Thomas is interested in politics, history, environmental science, and international relations, and he’ll see where that takes him at Bucknell.
He credits Southie and its sense of community with getting him to this point. The friends he’s made here will be friends for life, he said.
He has built strong bonds with South Boston youth from his work with the basketball, the Boys & Girls Club, and track programs. “They look up to you. They’ll tell you things. They see you as a helper,” he said.
When he walks down the street, parents of kids he’s coached or mentored will tell him, “My son talks about you all the time,” Thomas said. “It’s so rewarding.”
When he was younger and he and his mom would walk somewhere that should have taken five minutes, it would take 30 minutes because his mom knew so many people. “Now I’m the one stopping her to talk,” Thomas said. “I know so many people.”

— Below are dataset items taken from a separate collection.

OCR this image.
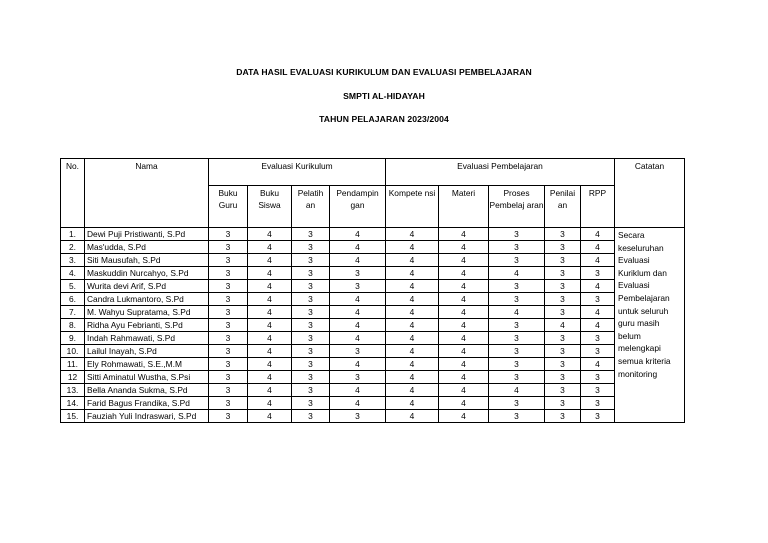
DATA HASIL EVALUASI KURIKULUM DAN EVALUASI PEMBELAJARAN
SMPTI AL-HIDAYAH
TAHUN PELAJARAN 2023/2004
No.	Nama	Evaluasi Kurikulum				Evaluasi Pembelajaran					Catatan
		Buku Guru	Buku Siswa	Pelatih an	Pendampin gan	Kompete nsi	Materi	Proses Pembelaj aran	Penilai an	RPP	
1.	Dewi Puji Pristiwanti, S.Pd	3	4	3	4	4	4	3	3	4	Secara keseluruhan Evaluasi Kuriklum dan Evaluasi Pembelajaran untuk seluruh guru masih belum melengkapi semua kriteria monitoring
2.	Mas'udda, S.Pd	3	4	3	4	4	4	3	3	4	
3.	Siti Mausufah, S.Pd	3	4	3	4	4	4	3	3	4	
4.	Maskuddin Nurcahyo, S.Pd	3	4	3	3	4	4	4	3	3	
5.	Wurita devi Arif, S.Pd	3	4	3	3	4	4	3	3	4	
6.	Candra Lukmantoro, S.Pd	3	4	3	4	4	4	3	3	3	
7.	M. Wahyu Supratama, S.Pd	3	4	3	4	4	4	4	3	4	
8.	Ridha Ayu Febrianti, S.Pd	3	4	3	4	4	4	3	4	4	
9.	Indah Rahmawati, S.Pd	3	4	3	4	4	4	3	3	3	
10.	Lailul Inayah, S.Pd	3	4	3	3	4	4	3	3	3	
11.	Ely Rohmawati, S.E.,M.M	3	4	3	4	4	4	3	3	4	
12	Sitti Aminatul Wustha, S.Psi	3	4	3	3	4	4	3	3	3	
13.	Bella Ananda Sukma, S.Pd	3	4	3	4	4	4	4	3	3	
14.	Farid Bagus Frandika, S.Pd	3	4	3	4	4	4	3	3	3	
15.	Fauziah Yuli Indraswari, S.Pd	3	4	3	3	4	4	3	3	3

He credits the YES track program for his success at BLS (he is a captain) and his spot on the Bucknell team. And while he wasn’t the best basketball player in Gatey history, he did make a ton of friends and gain mentors in the coaches. “That’s who personifies the neighborhood,” he said.
At the Paraclete, he met kids of many different backgrounds. By attending Southie schools St. Peter’s, the Condon, and Up Academy, he knows so many kids and continues to have strong ties to them.
“I’ve met so many people with so many different backgrounds,” he said. “It changed the way I look at the world.”
He will take that Southie worldview to Lewisburg, where he is sure to make a difference in his new community.